In 2016, super models and film stars offered some stunning fashion shots with the round fans in their hands.
Dressed in western gown in a British castle, Chinese supermodel Liu Wen still managed to convey the charm and grace of an oriental woman holding a delicate fan.
Fan Bingbing, who played in many costume dramas, also used the round fan to connect the classical and the modern fashion.
The round fans are from the Leisure Cottage Round Fan Studio in Suzhou, east China. The studio is located inside the deep lanes, with a classical garden just like the ones in ancient poems and paintings. Li Jing is the owner of the studio. Although graduated from a design school, he wasn't a professional round fan craftsman at the beginning.
Round fans, also called circular fans, were first seen in the dynasty of Han, and became important belongings for women in the palace during the Tang and Song dynasties. Painters and poets liked to leave their works on the fans, turning them into pieces of art. Women tended to hide their faces behind the fans to show their elegance. Sometimes they would use the fans to imply the solitary life in the royal palace. All these infused the round fans with a sense of feminine grace and sorrow.
Li got to know about the round fans through traditional operas. He found them very appealing as props on stage. Later he began to collect antiques, including pieces of round fans. "Round fan was actually one of the earliest fans in China. In the poems and literature works even before the dynasty of Ming, the 'fans' all referred to round fans. It has such a long history," explains Li.
"I got some frames and handles from the antique markets. They had very beautiful carvings, which attracted me so much. I took them to Suzhou, hoping to find some craftsmen to restore them."
To his surprise, there wasn't any craftsman in the city who was able to restore the k'o-ssu fans. As a dedicated collector who always wanted to have control, Li decided to do it himself. Bringing all his savings, plus 100 thousand yuan given by his father and 50 thousand lent by friends, he came to Suzhou and established the studio. He went to every corner of the counties around on foot, searching for the craftsmen who still knew the k'o-ssu technique.
K'o-ssu fans require very sophisticated techniques. In ancient times, they were exclusive to the royal families. An old craftsman said: "K'o-ssu was as valuable as gold. If you used the wrong color here, you'll have to dismantle it and do it all over again."
It may take several craftsmen to finish a round fan inlaid with gold and silver threads. However, most of the craftsmen are in their sixties or seventies. They don't have successors. "Young people wouldn't learn it," says Li, "although I want to promote the traditional things so that people can enjoy it."

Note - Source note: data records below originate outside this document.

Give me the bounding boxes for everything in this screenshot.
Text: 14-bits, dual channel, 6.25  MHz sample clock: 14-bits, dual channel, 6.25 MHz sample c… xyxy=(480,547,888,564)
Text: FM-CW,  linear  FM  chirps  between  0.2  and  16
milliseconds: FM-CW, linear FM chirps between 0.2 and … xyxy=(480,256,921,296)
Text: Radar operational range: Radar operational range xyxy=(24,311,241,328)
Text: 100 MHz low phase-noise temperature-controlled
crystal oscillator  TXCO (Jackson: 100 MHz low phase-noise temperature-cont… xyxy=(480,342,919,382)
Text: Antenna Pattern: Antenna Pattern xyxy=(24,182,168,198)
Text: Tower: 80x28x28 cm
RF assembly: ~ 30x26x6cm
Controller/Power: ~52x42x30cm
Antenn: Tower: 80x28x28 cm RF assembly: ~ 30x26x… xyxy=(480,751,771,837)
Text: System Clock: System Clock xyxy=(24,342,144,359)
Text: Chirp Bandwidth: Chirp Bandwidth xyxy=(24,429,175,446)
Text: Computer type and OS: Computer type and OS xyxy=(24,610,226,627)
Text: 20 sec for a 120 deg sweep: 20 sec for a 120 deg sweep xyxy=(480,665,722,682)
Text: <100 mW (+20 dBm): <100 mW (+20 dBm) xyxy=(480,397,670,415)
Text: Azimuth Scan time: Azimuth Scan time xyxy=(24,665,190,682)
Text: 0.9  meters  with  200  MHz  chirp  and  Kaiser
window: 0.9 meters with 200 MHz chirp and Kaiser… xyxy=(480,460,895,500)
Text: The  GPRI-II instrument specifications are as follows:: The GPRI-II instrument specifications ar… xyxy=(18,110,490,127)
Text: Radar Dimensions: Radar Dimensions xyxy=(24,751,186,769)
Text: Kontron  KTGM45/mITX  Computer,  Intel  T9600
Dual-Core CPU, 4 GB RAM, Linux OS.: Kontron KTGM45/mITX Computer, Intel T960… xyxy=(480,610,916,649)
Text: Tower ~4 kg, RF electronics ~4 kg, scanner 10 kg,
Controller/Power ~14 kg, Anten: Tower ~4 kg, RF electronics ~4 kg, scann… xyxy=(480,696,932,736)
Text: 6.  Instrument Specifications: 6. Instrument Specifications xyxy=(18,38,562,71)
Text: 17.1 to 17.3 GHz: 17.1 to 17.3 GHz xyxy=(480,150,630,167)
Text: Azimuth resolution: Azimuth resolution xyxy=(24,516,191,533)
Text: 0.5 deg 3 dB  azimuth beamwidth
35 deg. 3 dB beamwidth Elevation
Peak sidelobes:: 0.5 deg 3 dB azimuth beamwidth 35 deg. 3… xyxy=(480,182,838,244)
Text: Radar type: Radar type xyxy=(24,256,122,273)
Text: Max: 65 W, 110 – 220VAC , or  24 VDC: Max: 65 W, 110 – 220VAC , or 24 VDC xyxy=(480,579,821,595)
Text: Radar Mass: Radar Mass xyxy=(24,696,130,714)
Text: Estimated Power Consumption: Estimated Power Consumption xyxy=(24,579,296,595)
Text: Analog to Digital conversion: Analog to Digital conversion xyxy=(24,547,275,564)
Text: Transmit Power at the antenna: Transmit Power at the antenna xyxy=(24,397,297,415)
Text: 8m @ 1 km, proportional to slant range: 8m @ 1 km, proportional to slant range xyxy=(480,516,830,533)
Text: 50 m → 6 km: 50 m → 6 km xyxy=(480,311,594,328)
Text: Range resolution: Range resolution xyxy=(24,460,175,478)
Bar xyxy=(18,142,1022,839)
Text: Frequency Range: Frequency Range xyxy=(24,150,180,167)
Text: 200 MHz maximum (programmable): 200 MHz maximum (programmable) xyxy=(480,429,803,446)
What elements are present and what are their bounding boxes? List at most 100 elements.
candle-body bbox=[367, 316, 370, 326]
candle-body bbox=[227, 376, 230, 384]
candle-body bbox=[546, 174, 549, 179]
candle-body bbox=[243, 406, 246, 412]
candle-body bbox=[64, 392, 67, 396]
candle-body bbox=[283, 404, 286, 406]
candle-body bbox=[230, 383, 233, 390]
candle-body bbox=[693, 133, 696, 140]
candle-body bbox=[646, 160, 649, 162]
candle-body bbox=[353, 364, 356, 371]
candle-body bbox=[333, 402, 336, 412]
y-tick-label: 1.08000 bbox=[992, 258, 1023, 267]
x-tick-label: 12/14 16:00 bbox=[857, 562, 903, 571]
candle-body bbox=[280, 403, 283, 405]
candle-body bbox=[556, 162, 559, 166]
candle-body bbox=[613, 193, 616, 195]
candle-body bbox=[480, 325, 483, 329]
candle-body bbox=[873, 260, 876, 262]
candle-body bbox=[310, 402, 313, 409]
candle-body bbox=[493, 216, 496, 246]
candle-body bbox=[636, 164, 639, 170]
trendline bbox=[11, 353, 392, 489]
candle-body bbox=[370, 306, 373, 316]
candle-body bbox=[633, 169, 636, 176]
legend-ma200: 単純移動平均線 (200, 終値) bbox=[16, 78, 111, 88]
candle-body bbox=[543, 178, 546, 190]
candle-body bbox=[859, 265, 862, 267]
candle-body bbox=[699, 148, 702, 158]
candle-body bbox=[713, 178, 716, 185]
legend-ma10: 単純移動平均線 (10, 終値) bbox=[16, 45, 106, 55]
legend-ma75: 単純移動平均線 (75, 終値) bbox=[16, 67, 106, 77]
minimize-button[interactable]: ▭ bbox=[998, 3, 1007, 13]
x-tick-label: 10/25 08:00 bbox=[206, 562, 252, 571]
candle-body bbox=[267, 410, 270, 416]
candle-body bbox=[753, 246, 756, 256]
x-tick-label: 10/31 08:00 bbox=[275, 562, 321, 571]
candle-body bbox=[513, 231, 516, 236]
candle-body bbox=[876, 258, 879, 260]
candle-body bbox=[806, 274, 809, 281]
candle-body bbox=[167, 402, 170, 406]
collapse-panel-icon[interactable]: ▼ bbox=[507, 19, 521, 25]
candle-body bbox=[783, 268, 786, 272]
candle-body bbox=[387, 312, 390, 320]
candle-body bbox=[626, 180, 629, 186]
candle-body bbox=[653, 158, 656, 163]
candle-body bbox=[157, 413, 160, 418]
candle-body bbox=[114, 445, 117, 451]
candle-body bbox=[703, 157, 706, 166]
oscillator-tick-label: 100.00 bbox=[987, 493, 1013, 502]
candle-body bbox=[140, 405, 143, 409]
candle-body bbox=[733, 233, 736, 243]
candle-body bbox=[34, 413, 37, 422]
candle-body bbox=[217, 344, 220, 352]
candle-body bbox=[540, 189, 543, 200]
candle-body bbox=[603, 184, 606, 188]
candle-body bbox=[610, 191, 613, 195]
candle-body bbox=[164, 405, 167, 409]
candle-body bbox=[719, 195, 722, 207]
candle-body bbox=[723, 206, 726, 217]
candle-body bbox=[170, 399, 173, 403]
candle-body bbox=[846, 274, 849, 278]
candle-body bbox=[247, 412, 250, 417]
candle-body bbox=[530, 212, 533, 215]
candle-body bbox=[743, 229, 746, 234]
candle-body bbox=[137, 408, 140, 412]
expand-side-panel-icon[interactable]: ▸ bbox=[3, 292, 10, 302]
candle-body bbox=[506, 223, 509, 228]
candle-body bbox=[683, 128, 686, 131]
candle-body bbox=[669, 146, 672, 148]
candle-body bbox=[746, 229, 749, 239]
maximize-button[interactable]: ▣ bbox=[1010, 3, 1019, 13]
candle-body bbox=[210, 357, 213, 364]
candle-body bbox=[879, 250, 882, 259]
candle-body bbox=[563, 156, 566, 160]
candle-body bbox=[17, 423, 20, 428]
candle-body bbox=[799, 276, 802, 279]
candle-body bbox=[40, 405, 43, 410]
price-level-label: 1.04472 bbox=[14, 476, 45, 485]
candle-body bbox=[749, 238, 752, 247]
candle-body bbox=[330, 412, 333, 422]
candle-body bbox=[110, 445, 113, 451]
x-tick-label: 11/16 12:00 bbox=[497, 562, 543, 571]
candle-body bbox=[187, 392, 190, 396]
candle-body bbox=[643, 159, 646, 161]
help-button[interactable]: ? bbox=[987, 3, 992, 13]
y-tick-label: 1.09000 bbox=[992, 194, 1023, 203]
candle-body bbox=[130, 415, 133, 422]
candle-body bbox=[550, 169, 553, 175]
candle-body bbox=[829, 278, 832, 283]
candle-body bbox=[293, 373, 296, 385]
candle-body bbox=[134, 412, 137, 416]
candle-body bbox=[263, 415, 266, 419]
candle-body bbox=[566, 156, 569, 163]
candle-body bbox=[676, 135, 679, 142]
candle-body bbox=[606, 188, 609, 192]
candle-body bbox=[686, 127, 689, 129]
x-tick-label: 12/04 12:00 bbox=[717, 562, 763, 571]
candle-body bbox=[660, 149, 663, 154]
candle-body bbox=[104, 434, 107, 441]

Li believes that the most attractive part in the round fans is the classical aesthetics: "The Chinese values inner spirits more than the figures. When we make a butterfly, it doesn't have to be exactly the same as a real one. How do we make it as beautiful, but not limited to the real thing? We'd have to put our own imagination and preference in it. That's why the traditional art is fascinating."
For Li, making fans is like communicating with the ancient people. The enjoyable hobby, however, has to meet the reality: "As the craftsmen, we hope that more people could appreciate its beauty and be willing to spend money on it. The art can be passed on, but not merely by preaching the love for it."